Treasury bonds continued to benefit from investors seeking safe havens from the storm in Europe, despite the Treasury’s own huge debt financing needs, with the yield on the Treasury’s 10-year bond falling to just a sliver above 2 percent.
“Once again, Europe’s leaders did not brandish the big bazooka that the markets are crying out for,” said Thomas Kleine-Brockhoff, director of the German Marshall Fund’s EuroFuture Project.
“Instead, Europe is doggedly pursuing its step-by-step approach as introduced several summits ago.
Given the continuing disconnect between markets and politicians,” he said, European leaders will have to “scramble” again within a few weeks or months “for what to do next to prevent a market meltdown.”
In a pattern repeated often in the past two years, markets initially applauded the summit accord, but then “realized that the latest comprehensive plan wasn’t all that comprehensive; that there are not enough short-term crisis resolution measures … and that long-term fixes are impressive, but incomplete,” Mr. Kleine-Brockhoff said.
Ward McCarthy, managing director at Jefferies & Co., said that despite being “exhausted” by the long-running soap opera in Europe, investors can’t stop watching because so much is at stake.
“It’s like a bad marriage, now too costly to break up,” he said. “Investors are exhausted, frustrated, and overwhelmed by the events. … With its political, social-economic and financial complexities, Europe appears to be too difficult to understand, too big to bail out and too risky to lend to.”
Investors have been reacting to every headline that crosses the screen without much deep analysis, he said.
“You either believe that Europe gets fixed or you don’t; there’s little chance that the market will be appeased by a compromise solution.”
Investors are bracing for a default by Greece or other countries, which would become the “ground zero” of a nuclear bomb hitting the banking system and global economy, he said.
While the summit accord failed to calm most market fears, it wasn’t completely “a damp squib,” said Howard Archer, chief European economist at IHS Global Insight.
In particular, the accord added a great deal of “firepower” to the International Monetary Fund and the European stability funds established to bail out failing governments, he said.
Healthy European countries are contributing another $270 billion to the IMF to be available to help stressed European countries, and are making nearly $1 trillion available through the European funds, although some of that already has been committed to helping Greece, Ireland and Portugal.
But the resources available are still too limited to contain the crisis should Spain and Italy “run into serious problems,” Mr.
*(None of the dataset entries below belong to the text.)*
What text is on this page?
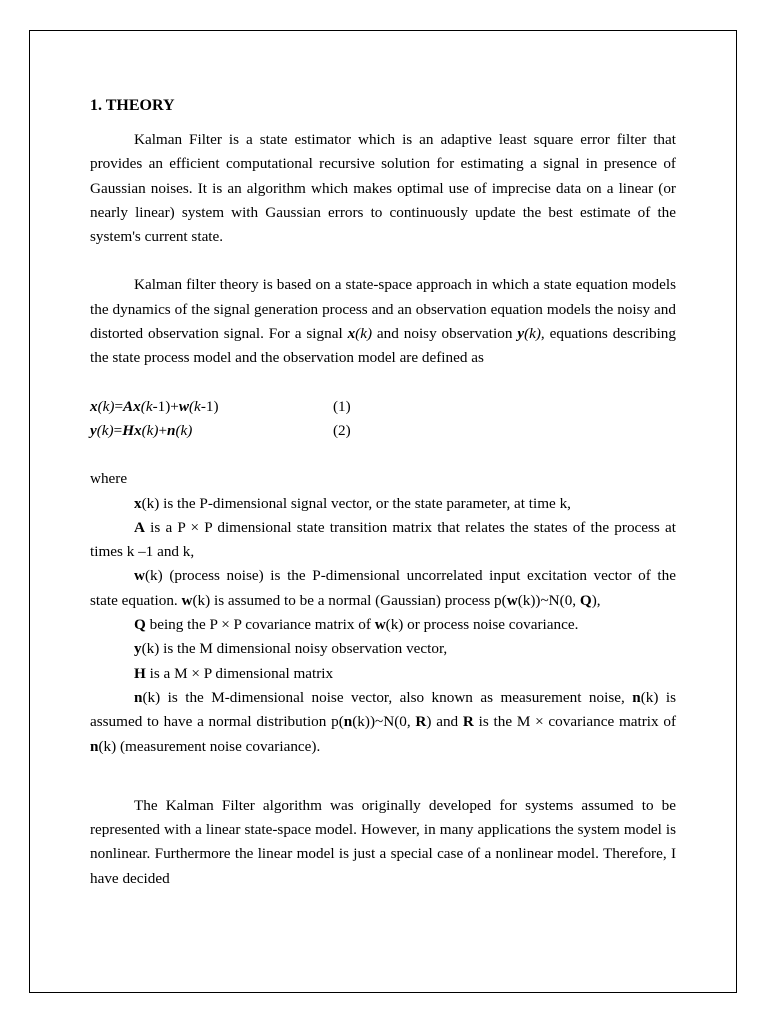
1. THEORY

Kalman Filter is a state estimator which is an adaptive least square error filter that provides an efficient computational recursive solution for estimating a signal in presence of Gaussian noises. It is an algorithm which makes optimal use of imprecise data on a linear (or nearly linear) system with Gaussian errors to continuously update the best estimate of the system's current state.

Kalman filter theory is based on a state-space approach in which a state equation models the dynamics of the signal generation process and an observation equation models the noisy and distorted observation signal. For a signal x(k) and noisy observation y(k), equations describing the state process model and the observation model are defined as

x(k)=Ax(k-1)+w(k-1)	(1)
y(k)=Hx(k)+n(k)	(2)
where
x(k) is the P-dimensional signal vector, or the state parameter, at time k,
A is a P × P dimensional state transition matrix that relates the states of the process at times k –1 and k,
w(k) (process noise) is the P-dimensional uncorrelated input excitation vector of the state equation. w(k) is assumed to be a normal (Gaussian) process p(w(k))~N(0, Q),
Q being the P × P covariance matrix of w(k) or process noise covariance.
y(k) is the M dimensional noisy observation vector,
H is a M × P dimensional matrix
n(k) is the M-dimensional noise vector, also known as measurement noise, n(k) is assumed to have a normal distribution p(n(k))~N(0, R) and R is the M × covariance matrix of n(k) (measurement noise covariance).

The Kalman Filter algorithm was originally developed for systems assumed to be represented with a linear state-space model. However, in many applications the system model is nonlinear. Furthermore the linear model is just a special case of a nonlinear model. Therefore, I have decided
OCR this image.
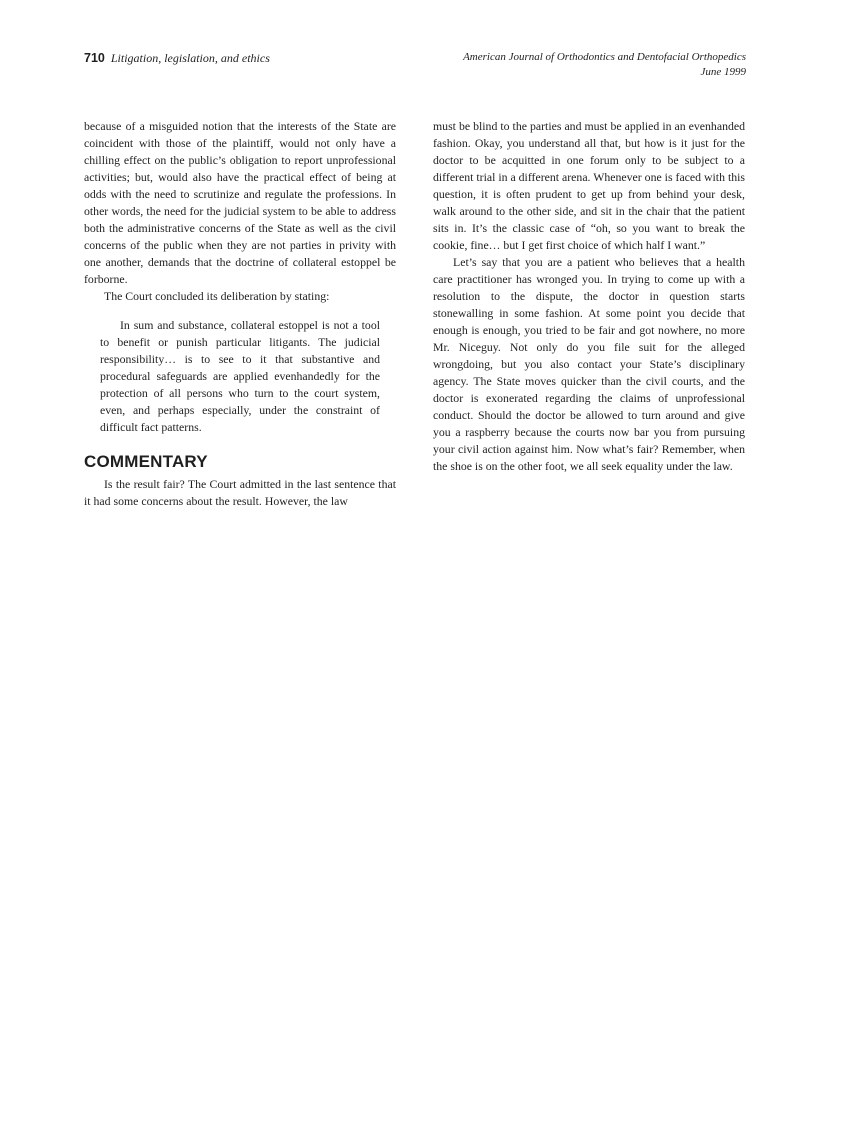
710 Litigation, legislation, and ethics	American Journal of Orthodontics and Dentofacial Orthopedics
June 1999

because of a misguided notion that the interests of the State are coincident with those of the plaintiff, would not only have a chilling effect on the public’s obligation to report unprofessional activities; but, would also have the practical effect of being at odds with the need to scrutinize and regulate the professions. In other words, the need for the judicial system to be able to address both the administrative concerns of the State as well as the civil concerns of the public when they are not parties in privity with one another, demands that the doctrine of collateral estoppel be forborne.

The Court concluded its deliberation by stating:

In sum and substance, collateral estoppel is not a tool to benefit or punish particular litigants. The judicial responsibility… is to see to it that substantive and procedural safeguards are applied evenhandedly for the protection of all persons who turn to the court system, even, and perhaps especially, under the constraint of difficult fact patterns.

COMMENTARY

Is the result fair? The Court admitted in the last sentence that it had some concerns about the result. However, the law

must be blind to the parties and must be applied in an evenhanded fashion. Okay, you understand all that, but how is it just for the doctor to be acquitted in one forum only to be subject to a different trial in a different arena. Whenever one is faced with this question, it is often prudent to get up from behind your desk, walk around to the other side, and sit in the chair that the patient sits in. It’s the classic case of “oh, so you want to break the cookie, fine… but I get first choice of which half I want.”

Let’s say that you are a patient who believes that a health care practitioner has wronged you. In trying to come up with a resolution to the dispute, the doctor in question starts stonewalling in some fashion. At some point you decide that enough is enough, you tried to be fair and got nowhere, no more Mr. Niceguy. Not only do you file suit for the alleged wrongdoing, but you also contact your State’s disciplinary agency. The State moves quicker than the civil courts, and the doctor is exonerated regarding the claims of unprofessional conduct. Should the doctor be allowed to turn around and give you a raspberry because the courts now bar you from pursuing your civil action against him. Now what’s fair? Remember, when the shoe is on the other foot, we all seek equality under the law.
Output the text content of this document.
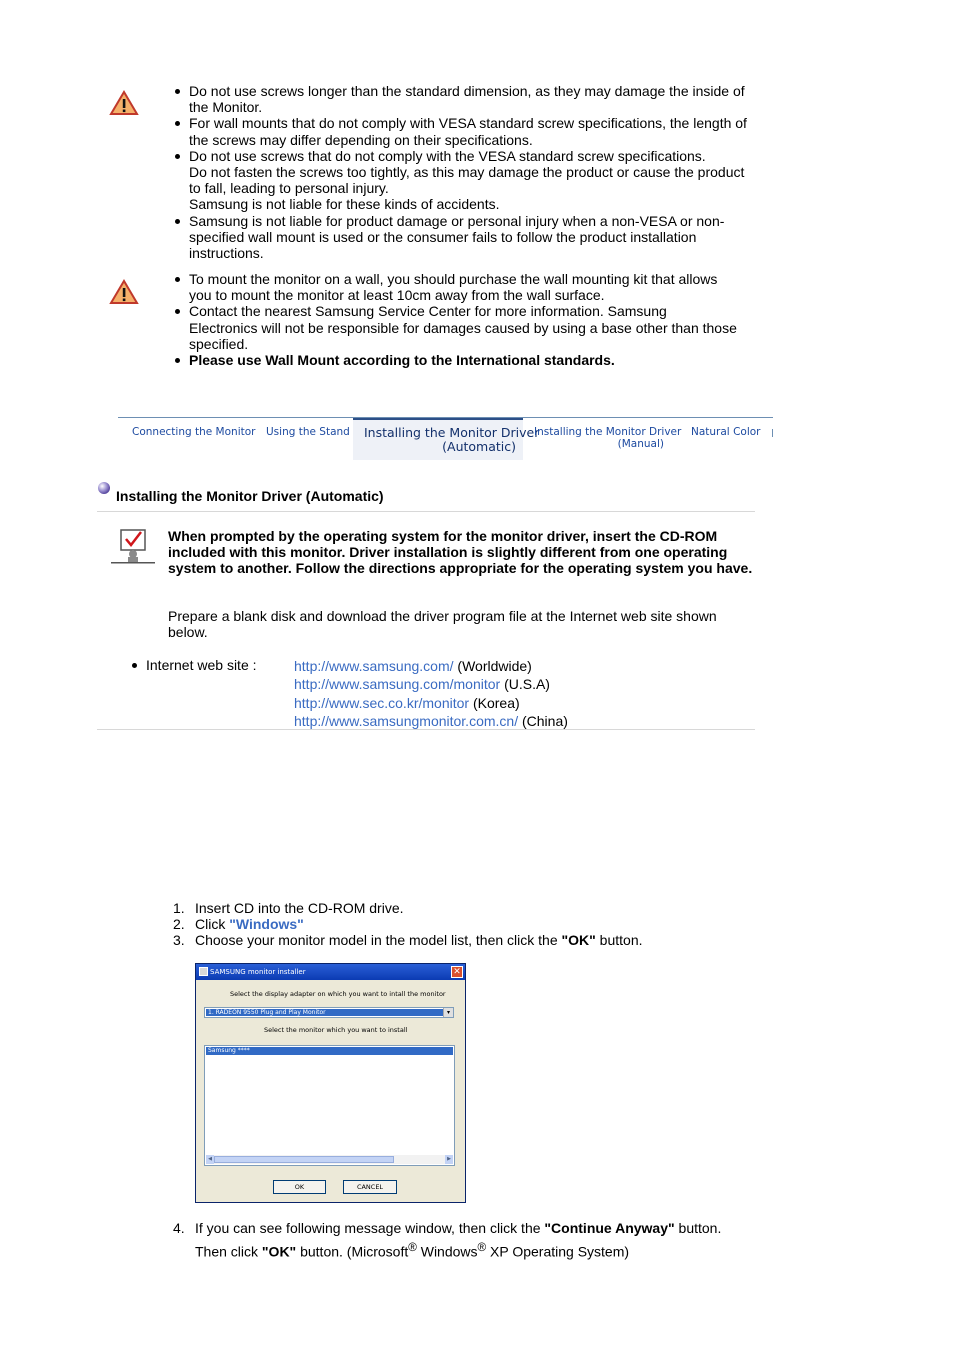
Do not use screws longer than the standard dimension, as they may damage the inside of the Monitor.
For wall mounts that do not comply with VESA standard screw specifications, the length of the screws may differ depending on their specifications.
Do not use screws that do not comply with the VESA standard screw specifications.
Do not fasten the screws too tightly, as this may damage the product or cause the product to fall, leading to personal injury.
Samsung is not liable for these kinds of accidents.
Samsung is not liable for product damage or personal injury when a non-VESA or non-specified wall mount is used or the consumer fails to follow the product installation instructions.
To mount the monitor on a wall, you should purchase the wall mounting kit that allows you to mount the monitor at least 10cm away from the wall surface.
Contact the nearest Samsung Service Center for more information. Samsung Electronics will not be responsible for damages caused by using a base other than those specified.
Please use Wall Mount according to the International standards.
Connecting the Monitor Using the Stand Installing the Monitor Driver
(Automatic)
Installing the Monitor Driver
(Manual)
Natural Color
Installing the Monitor Driver (Automatic)
When prompted by the operating system for the monitor driver, insert the CD-ROM included with this monitor. Driver installation is slightly different from one operating system to another. Follow the directions appropriate for the operating system you have.
Prepare a blank disk and download the driver program file at the Internet web site shown below.
Internet web site :	http://www.samsung.com/ (Worldwide)
http://www.samsung.com/monitor (U.S.A)
http://www.sec.co.kr/monitor (Korea)
http://www.samsungmonitor.com.cn/ (China)
1. Insert CD into the CD-ROM drive.
2. Click "Windows"
3. Choose your monitor model in the model list, then click the "OK" button.
SAMSUNG monitor installer	✕
Select the display adapter on which you want to intall the monitor
1. RADEON 9550 Plug and Play Monitor	▾
Select the monitor which you want to install
Samsung ****
◀	▶
OK	CANCEL
4. If you can see following message window, then click the "Continue Anyway" button.
Then click "OK" button. (Microsoft® Windows® XP Operating System)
Archer said, estimating that the borrowing needs of those two large countries will amount to $795 billion in the next year or so.
The pact also contains nothing to address the big trade imbalances within the eurozone that contributed to the crisis, he said, and it contains nothing to prevent the kinds of housing and credit bubbles that brought down Spain and Ireland.
“This is far from a complete solution to the eurozone sovereign debt crisis, and market pressure is likely to remain high for further action,” he said.